Passage is an immersive, site-specific installation created for the New Orleans Museum of Art by contemporary artist Regina Agu and marks her first solo museum show. Inspired by the historical form of the panorama, Agu’s 100-foot-long installation weaves together imagery of waterways from across Louisiana to consider how the landscapes, people, and histories of the region are connected by and through water. Created to coincide with Inventing Acadia: Painting and Place in Louisiana, an exhibition of nineteenth-century landscape paintings, Agu’s project mines histories of landscape painting to explore the unique social and political geographies of the Gulf Coast. Drawing on Agu’s personal relationship to the region—the artist has deep familial ties to Louisiana, and grew up between Houston, the Congo, South Africa, and Nigeria—Passage reveals the complex global histories and present-day environmental concerns that mark this familiar landscape and environment.

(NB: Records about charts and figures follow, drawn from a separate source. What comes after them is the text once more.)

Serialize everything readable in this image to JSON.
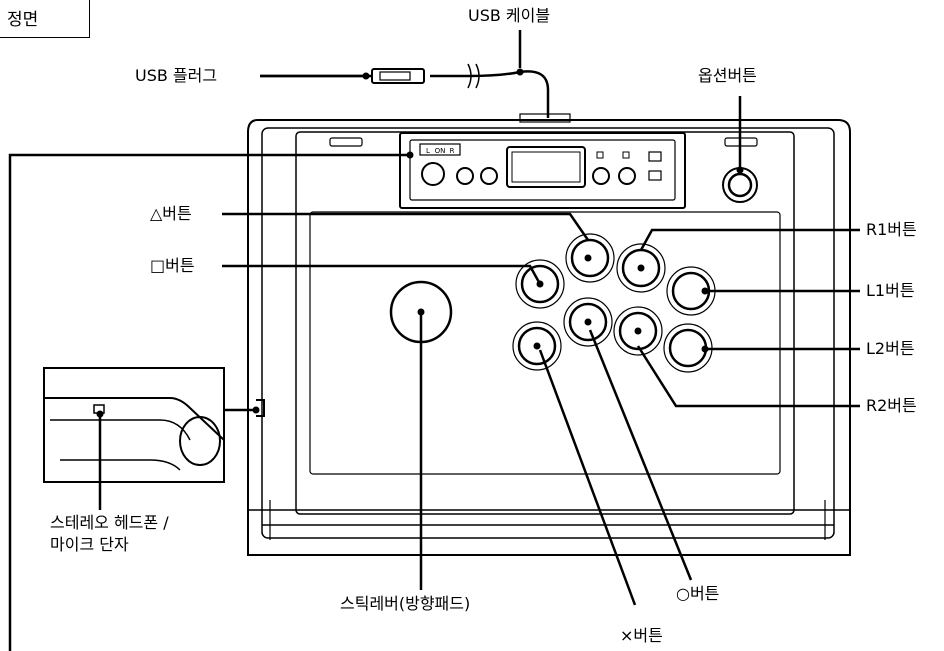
{
  "title": "정면",
  "labels": {
    "usb_cable": "USB 케이블",
    "usb_plug": "USB 플러그",
    "option_button": "옵션버튼",
    "triangle_button": "△버튼",
    "square_button": "□버튼",
    "r1_button": "R1버튼",
    "l1_button": "L1버튼",
    "l2_button": "L2버튼",
    "r2_button": "R2버튼",
    "headset_jack_line1": "스테레오 헤드폰 /",
    "headset_jack_line2": "마이크 단자",
    "stick_lever": "스틱레버(방향패드)",
    "circle_button": "○버튼",
    "cross_button": "×버튼"
  },
  "panel_labels": [
    "L",
    "ON",
    "R"
  ]
}
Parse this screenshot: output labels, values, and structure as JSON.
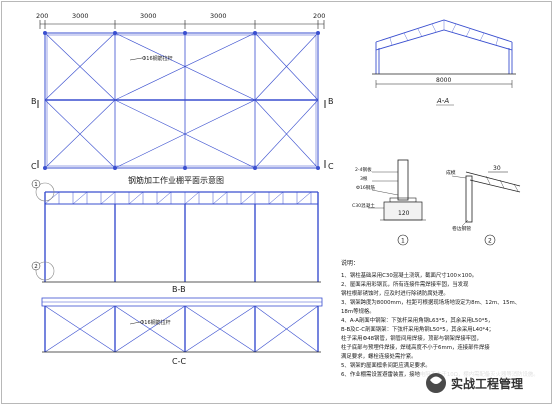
{
  "plan": {
    "title": "钢筋加工作业棚平面示意图",
    "dims": [
      "200",
      "3000",
      "3000",
      "3000",
      "200"
    ],
    "brace_label": "Ф16钢筋拉杆",
    "section_marks": [
      "B",
      "B",
      "C",
      "C"
    ]
  },
  "section_bb": {
    "title": "B-B",
    "callouts": [
      "1",
      "2"
    ]
  },
  "section_cc": {
    "title": "C-C",
    "brace_label": "Ф16钢筋拉杆"
  },
  "section_aa": {
    "title": "A-A",
    "span": "8000"
  },
  "detail1": {
    "number": "1",
    "labels": [
      "2-4钢板",
      "3根",
      "Ф16钢筋",
      "C30混凝土"
    ],
    "dim": "120"
  },
  "detail2": {
    "number": "2",
    "labels": [
      "成模",
      "卷边钢管"
    ],
    "dim": "30"
  },
  "notes": {
    "title": "说明：",
    "lines": [
      "1、钢柱基础采用C30混凝土浇筑，截面尺寸100×100。",
      "2、屋面采用彩钢瓦，所有连接件需焊接牢固，当发现",
      "   钢柱根部锈蚀时，应及时进行除锈防腐处理。",
      "3、钢架跨度为8000mm，柱距可根据现场场地设定为8m、12m、15m、",
      "   18m等规格。",
      "4、A-A剖面中钢架：下弦杆采用角钢L63*5，其余采用L50*5，",
      "   B-B及C-C剖面钢架：下弦杆采用角钢L50*5，其余采用L40*4；",
      "   柱子采用Ф48钢管，钢管间用焊接，顶部与钢架焊接牢固，",
      "   柱子底部与预埋件焊接，焊缝高度不小于6mm，连接部件焊接",
      "   满足要求，螺栓连接处需拧紧。",
      "5、钢架的屋面檩条间距应满足要求。",
      "6、作业棚需设置避雷装置，接地电阻不大于10Ω，棚内需配备灭火器等消防设施。"
    ]
  },
  "watermark": {
    "text": "实战工程管理"
  }
}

Through a new partnership between NOMA and A Studio in the Woods, an artist residency program in Louisiana focused around art and environment, Agu revisited many of the sites painted by the nineteenth-century artists in Inventing Acadia, traveling by water from the Gulf of Mexico to Louisiana’s more inland lakes, rivers, levees, and canals. Sited in NOMA’s neoclassical entrance court, Passage will flow through the space like water, exploring issues ranging from land loss and environmental degradation to the legacies of slavery and colonialism, all while showing how these intertwined histories remain part of Louisiana’s landscapes today.